Using the Midden Dataset Editor

bryanrcarlson edited this page Sep 15, 2023 · 6 revisions

Overview

Metadata is the heart of Midden and the tools to create metadata are the Dataset Editor and the Project Editor. The Dataset Editor is covered here.

NOTE: The Dataset Editor can be accessed through the browser by going to: {your midden address}/editor/dataset. For example, if you deployed using Github Pages using your Organization called "TheRads" then the address will be: https://therads.github.io/Midden/editor/dataset.

Midden is designed to allow the creation of metadata early in the data lifecycle. In this vein there are few required fields. Similarly, although Midden is designed to foster good data management practices, there is a preference on flexibility and agility over rigid convention. This is all to say that there are responsibilities placed on the metadata creators. The quality of the resultant data catalog will depend heavily on the thought that is put into the metadata.

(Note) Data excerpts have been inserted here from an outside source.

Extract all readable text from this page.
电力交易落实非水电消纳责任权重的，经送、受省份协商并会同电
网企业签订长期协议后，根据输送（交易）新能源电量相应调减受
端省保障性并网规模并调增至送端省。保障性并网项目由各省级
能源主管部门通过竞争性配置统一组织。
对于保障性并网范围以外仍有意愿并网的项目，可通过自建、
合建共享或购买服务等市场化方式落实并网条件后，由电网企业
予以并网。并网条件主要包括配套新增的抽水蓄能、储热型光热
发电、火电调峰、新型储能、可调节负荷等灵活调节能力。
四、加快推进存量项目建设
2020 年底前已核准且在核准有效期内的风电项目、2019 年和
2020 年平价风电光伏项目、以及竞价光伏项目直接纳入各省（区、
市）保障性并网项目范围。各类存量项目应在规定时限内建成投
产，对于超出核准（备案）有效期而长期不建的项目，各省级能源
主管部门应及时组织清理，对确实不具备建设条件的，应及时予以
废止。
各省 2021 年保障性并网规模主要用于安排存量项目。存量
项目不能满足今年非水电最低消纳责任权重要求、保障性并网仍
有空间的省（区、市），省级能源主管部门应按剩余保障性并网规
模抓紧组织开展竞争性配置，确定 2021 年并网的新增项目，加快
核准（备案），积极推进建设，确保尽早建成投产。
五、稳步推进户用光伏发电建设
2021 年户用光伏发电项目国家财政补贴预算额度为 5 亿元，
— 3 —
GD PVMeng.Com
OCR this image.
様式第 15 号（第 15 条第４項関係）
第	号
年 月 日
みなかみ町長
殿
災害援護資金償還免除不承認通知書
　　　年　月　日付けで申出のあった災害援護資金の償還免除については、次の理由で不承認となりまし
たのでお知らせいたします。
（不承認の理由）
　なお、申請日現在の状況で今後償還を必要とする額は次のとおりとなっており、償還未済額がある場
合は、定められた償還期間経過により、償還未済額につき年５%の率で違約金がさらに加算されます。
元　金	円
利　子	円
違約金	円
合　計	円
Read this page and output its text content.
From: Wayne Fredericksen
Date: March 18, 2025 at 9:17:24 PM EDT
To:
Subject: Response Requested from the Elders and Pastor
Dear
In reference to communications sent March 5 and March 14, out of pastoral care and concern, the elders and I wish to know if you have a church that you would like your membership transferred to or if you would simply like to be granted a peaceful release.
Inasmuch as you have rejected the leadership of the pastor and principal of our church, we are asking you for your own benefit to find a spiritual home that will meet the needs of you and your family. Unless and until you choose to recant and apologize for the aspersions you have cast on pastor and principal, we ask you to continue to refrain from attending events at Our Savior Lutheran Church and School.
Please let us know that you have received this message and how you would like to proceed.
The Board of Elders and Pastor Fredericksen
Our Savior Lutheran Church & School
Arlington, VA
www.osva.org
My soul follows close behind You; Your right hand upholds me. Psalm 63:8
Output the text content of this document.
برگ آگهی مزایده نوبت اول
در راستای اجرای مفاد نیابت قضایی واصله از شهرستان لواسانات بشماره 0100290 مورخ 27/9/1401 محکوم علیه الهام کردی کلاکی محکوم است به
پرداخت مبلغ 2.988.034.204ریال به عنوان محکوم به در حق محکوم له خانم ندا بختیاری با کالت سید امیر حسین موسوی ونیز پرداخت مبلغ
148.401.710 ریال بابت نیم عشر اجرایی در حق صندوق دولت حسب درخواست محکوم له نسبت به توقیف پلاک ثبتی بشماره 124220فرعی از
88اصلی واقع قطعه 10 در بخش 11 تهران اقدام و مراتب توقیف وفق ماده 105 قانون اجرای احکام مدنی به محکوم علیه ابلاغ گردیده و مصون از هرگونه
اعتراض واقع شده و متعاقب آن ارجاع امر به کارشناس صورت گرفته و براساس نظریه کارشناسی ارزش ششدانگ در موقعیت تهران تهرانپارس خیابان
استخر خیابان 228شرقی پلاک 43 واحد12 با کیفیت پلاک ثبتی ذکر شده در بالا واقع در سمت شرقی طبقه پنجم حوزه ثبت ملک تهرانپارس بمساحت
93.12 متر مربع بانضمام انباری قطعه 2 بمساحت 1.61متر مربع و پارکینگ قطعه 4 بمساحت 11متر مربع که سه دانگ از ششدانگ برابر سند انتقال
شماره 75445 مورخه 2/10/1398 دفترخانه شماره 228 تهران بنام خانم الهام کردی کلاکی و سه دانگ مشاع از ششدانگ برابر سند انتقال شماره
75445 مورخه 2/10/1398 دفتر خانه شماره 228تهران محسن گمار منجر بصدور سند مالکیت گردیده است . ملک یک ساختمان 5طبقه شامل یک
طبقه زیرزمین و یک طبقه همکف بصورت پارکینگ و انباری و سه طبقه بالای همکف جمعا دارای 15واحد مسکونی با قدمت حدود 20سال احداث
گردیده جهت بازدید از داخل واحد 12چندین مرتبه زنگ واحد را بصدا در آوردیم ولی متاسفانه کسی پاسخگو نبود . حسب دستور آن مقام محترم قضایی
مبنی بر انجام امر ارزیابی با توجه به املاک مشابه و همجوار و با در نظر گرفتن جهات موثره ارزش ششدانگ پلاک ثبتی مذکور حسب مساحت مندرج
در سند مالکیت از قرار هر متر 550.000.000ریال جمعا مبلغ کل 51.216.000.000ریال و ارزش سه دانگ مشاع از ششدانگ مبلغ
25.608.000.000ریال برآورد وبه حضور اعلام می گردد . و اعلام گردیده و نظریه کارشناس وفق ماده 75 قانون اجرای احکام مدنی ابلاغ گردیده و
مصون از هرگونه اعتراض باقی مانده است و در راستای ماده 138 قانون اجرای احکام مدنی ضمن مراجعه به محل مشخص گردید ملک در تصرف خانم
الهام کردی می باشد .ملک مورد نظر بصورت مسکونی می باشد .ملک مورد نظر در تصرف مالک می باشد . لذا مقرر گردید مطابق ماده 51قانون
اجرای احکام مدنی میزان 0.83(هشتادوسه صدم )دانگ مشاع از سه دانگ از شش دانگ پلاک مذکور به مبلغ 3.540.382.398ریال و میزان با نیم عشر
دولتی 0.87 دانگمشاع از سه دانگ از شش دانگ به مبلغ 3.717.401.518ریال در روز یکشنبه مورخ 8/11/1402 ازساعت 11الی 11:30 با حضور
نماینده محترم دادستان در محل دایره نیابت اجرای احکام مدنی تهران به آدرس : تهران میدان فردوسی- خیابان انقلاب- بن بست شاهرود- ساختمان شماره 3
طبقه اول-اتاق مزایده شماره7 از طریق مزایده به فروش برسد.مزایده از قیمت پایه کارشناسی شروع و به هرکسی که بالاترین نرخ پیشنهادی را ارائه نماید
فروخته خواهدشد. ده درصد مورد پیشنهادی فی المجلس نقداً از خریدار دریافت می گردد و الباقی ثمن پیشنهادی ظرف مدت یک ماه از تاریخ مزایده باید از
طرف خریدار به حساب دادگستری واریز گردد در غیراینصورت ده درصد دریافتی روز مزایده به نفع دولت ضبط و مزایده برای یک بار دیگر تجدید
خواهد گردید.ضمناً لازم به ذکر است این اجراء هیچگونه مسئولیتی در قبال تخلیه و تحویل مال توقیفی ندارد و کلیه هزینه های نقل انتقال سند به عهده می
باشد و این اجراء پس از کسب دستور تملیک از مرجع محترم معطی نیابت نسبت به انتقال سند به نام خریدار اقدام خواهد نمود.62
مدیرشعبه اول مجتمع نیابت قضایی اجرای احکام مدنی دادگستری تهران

Midden is not opinionated, but it should be used in an opinionated way.

The whole purpose of the Dataset Editor is to create a file that describes a dataset.

Workflow

Basically, a person uses the Dataset Editor to describe a dataset, downloads a .midden file, and places the file alongside the dataset.

  1. Create a new metadata file by clicking the "New" button or edit existing metadata by clicking the "Upload" or clicking "Edit" while viewing a dataset
  2. Edit the metadata fields (see "Metadata fields" below for details)
  3. Review the information by clicking "Preview"
  4. Download the .midden file by clicking "Download"
  5. Move the downloaded .midden file to the location where the associated dataset is saved

Metadata fields

Basic

This section contains essential information pertaining to the described dataset. Metadata is considered adequate if these fields are completed.

Zone

The data zone that the dataset belongs to.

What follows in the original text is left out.